Absolument. Et puis, tu n'as plus de balader, tu n'as plus à avoir le plaisir de te perdre et de découvrir des endroits formidables. Il y a un terme en anglais qui est la serenity. Souvent, on l'utilise en français, mais il n'est pas dans le dictionnaire. La serenity, c'est ce phénomène qui fait qu'en cherchant quelque chose, Et en t'égarant, en cherchant quelque chose, tu vas trouver quelque chose que tu ne serais jamais allé chercher spontanément, souvent parce que tu n'en connais pas l'existence, et qui pourtant va avoir un grand intérêt, va peut-être changer le reste de ta vie. Pour reprendre ta question, est-ce que l'Internet, j'ai corrigé, est-ce que le web... Est-ce que le web est mort ? Est-ce que le web est en train de mourir ? Je pense que le web qui s'en prenait déjà plein la tronche depuis longtemps, là, il est en train de se prendre un grand coup de massue. Et je serais bien... Comment dirais-je ? Je me garderais bien de faire des prévisions sur ces sujets. Mais il y a un sujet sur lequel je voudrais revenir. Tu vas voir, ça va faire le lien avec nos dernières causeries. C'est que pour faire ça, pour reprendre l'exemple de la cassière, tu dis tiens, je voudrais acheter une machine à café. Au lieu de t'envoyer comme un moteur de recherche vers des endroits où tu trouves des machines à café, si le bidule te donne directement la machine à café, ça veut dire qu'il faut qu'il y ait un opérateur derrière qui ait effectué ça. Tu comprends bien qui est…
Tout à fait.
Et donc, ça veut dire que toi, tu ne vas pas travailler avec 50 assistants. On peut penser que ta tendance va être d'utiliser un, peut-être deux, mais un. Et donc, ce un, il va devenir détenteur. Mais d'une partie très importante de la connaissance de toi, et même il va devenir hyper influent sur l'ensemble de ton comportement.
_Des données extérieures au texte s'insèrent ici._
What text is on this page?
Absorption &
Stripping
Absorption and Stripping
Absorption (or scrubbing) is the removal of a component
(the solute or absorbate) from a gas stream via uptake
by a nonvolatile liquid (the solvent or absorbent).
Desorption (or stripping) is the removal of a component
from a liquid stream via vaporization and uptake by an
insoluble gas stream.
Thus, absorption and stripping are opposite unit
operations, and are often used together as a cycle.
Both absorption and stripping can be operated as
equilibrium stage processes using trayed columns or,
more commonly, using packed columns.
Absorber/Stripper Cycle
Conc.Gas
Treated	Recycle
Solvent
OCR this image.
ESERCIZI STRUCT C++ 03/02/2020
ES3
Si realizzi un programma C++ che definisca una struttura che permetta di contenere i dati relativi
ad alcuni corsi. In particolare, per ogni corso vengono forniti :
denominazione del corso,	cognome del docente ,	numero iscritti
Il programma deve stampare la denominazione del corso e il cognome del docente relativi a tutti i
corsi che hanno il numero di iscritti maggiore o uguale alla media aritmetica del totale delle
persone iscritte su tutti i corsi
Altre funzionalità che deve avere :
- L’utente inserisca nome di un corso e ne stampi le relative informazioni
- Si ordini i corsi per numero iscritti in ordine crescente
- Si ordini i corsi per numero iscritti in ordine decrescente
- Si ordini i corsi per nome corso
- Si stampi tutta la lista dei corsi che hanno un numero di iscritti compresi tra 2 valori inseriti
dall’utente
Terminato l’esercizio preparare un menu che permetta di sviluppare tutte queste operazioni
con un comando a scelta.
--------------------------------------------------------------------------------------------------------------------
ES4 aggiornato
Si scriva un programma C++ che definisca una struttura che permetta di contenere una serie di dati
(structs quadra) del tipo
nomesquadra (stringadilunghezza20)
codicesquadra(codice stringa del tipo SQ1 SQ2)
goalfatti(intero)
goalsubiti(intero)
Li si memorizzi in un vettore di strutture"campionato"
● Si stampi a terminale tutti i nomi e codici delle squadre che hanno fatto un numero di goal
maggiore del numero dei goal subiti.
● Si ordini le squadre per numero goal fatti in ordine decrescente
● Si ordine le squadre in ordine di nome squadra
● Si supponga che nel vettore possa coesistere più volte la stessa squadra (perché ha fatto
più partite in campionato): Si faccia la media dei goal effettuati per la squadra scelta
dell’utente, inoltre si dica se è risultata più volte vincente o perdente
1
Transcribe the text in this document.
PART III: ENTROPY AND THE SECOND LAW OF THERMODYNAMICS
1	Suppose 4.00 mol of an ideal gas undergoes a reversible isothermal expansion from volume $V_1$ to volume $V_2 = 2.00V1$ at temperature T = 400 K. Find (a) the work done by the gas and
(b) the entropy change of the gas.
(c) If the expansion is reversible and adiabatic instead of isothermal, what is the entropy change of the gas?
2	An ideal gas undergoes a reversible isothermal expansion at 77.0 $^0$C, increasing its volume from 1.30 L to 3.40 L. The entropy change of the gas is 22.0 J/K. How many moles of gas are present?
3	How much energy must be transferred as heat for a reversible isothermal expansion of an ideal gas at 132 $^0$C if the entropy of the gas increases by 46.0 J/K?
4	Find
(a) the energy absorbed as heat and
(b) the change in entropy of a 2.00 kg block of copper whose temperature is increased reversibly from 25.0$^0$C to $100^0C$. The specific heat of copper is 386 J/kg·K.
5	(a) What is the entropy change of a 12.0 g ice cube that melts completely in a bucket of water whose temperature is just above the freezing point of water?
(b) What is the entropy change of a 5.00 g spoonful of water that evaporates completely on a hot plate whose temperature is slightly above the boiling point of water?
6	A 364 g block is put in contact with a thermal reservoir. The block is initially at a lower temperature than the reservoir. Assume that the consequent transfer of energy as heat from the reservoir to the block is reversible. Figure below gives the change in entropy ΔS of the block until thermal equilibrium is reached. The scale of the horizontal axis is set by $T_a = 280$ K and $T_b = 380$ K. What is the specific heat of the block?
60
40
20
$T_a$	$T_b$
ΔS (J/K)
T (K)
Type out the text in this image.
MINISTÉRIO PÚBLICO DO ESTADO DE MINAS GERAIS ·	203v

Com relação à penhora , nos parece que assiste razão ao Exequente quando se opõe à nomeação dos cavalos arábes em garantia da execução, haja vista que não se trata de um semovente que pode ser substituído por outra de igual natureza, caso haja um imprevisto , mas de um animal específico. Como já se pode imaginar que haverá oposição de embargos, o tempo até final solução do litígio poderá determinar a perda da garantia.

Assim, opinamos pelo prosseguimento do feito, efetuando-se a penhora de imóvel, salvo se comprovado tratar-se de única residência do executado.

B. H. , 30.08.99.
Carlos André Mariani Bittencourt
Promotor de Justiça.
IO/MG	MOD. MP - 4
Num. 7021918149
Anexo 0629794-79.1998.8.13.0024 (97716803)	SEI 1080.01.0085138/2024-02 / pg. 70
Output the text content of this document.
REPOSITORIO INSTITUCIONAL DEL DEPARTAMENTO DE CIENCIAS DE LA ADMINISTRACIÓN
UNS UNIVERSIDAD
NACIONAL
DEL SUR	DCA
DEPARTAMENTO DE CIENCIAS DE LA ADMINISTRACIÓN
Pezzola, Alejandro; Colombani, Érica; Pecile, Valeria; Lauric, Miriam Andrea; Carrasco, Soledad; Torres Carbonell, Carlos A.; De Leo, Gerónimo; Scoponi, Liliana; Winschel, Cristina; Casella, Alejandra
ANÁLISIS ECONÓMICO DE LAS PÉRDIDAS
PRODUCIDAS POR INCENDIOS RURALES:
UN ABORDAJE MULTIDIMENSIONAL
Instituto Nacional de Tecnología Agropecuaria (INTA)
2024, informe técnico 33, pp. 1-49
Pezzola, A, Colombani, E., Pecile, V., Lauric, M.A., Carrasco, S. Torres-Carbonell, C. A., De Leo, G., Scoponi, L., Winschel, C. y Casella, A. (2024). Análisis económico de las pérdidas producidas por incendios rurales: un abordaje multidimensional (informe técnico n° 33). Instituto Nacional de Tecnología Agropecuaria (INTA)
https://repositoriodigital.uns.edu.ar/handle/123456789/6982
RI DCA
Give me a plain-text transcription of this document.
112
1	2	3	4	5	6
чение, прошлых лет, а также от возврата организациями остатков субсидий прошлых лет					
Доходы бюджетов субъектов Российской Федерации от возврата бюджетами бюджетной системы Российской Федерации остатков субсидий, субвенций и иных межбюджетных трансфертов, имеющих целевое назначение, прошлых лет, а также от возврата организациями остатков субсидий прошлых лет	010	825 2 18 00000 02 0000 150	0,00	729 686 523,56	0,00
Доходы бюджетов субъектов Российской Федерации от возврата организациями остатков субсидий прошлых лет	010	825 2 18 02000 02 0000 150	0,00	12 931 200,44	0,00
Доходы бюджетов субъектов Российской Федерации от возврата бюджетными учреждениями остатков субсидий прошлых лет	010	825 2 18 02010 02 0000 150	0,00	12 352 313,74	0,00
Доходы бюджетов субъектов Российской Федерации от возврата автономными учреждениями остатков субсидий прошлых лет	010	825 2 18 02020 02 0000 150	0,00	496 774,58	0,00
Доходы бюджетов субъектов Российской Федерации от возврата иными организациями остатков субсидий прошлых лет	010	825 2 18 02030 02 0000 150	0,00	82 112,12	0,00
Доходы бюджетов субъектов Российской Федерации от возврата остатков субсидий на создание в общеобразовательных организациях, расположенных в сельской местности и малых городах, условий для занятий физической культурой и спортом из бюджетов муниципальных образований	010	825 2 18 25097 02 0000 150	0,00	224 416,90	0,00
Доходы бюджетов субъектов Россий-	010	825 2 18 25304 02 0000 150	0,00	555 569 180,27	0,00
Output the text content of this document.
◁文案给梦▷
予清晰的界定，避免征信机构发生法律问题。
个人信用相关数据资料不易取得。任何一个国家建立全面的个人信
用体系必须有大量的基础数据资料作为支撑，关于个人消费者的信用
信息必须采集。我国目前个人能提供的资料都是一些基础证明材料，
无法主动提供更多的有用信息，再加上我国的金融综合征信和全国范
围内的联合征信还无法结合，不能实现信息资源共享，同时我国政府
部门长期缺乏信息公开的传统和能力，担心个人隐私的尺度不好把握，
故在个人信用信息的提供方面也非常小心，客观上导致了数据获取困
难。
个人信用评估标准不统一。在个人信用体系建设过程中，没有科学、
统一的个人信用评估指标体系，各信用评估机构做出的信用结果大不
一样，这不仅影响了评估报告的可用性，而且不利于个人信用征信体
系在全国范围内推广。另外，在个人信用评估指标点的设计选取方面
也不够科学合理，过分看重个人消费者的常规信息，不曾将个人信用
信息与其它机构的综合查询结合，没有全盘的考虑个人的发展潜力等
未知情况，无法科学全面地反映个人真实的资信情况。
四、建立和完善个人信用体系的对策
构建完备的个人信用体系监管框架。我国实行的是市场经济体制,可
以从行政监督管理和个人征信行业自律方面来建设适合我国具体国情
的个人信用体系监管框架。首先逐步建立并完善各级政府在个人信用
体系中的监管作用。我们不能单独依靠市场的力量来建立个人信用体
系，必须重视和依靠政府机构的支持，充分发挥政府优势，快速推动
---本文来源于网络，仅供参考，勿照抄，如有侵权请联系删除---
Tu es d'accord avec moi ?
Tout à fait.
Ce qui veut dire que se pose la question du qui a le droit de faire ça ? À qui tu donnes l'autorisation de faire ça ? Et donc, comment ça va faire le joint avec notre discussion de la dernière fois ? notre discussion de la dernière fois, elle était sur le est-ce qu'on peut... considérer que sont en train d'arriver, basés sur de l'intelligence artificielle, des êtres computationnels qui pourraient pleinement être assimilés à une nouvelle espèce, une nouvelle espèce qui aurait ses propres règles, qui serait capable de communiquer avec nous, mais qui serait dotée de conscience, d'intelligence, de libre arbitre. Donc, on sait tout ce que ça peut sembler bizarre de parler de tout ça, mais... Mais la dernière fois, c'est vraiment un dossier qu'on a ouvert en profondeur, en disant, tiens, en définitive, qu'est-ce qui différencie un être humain d'un agent suffisamment évolué ? Ma réponse, elle était très proche du pas grand-chose, voire du rien du tout, en étant pleinement conscient de cette prise de position. peut avoir de surprenants, voire de choquants, voire de scandales. Donc, je reviens sur notre histoire. Si tu dis ça, si ton Google de demain, tu lui dis je veux acheter une machine à café, et s'il s'occupe de tout pour toi, ça veut dire qu'il est très très proche de l'être computationnel dont on envisageait l'existence la dernière fois. T'es d'accord avec moi ?
Ça veut dire qu'il a bien digéré toutes les données que je lui ai données. Parce que je lui ai sûrement dit dans la recherche, par exemple, que je préférais le café en grains. Donc il ne va pas m'envoyer acheter une machine à pastilles.
Mais il le sait déjà, ça.
Oui, mais il le sait parce que je lui ai dit à un moment, il ne l'a pas deviné tout seul.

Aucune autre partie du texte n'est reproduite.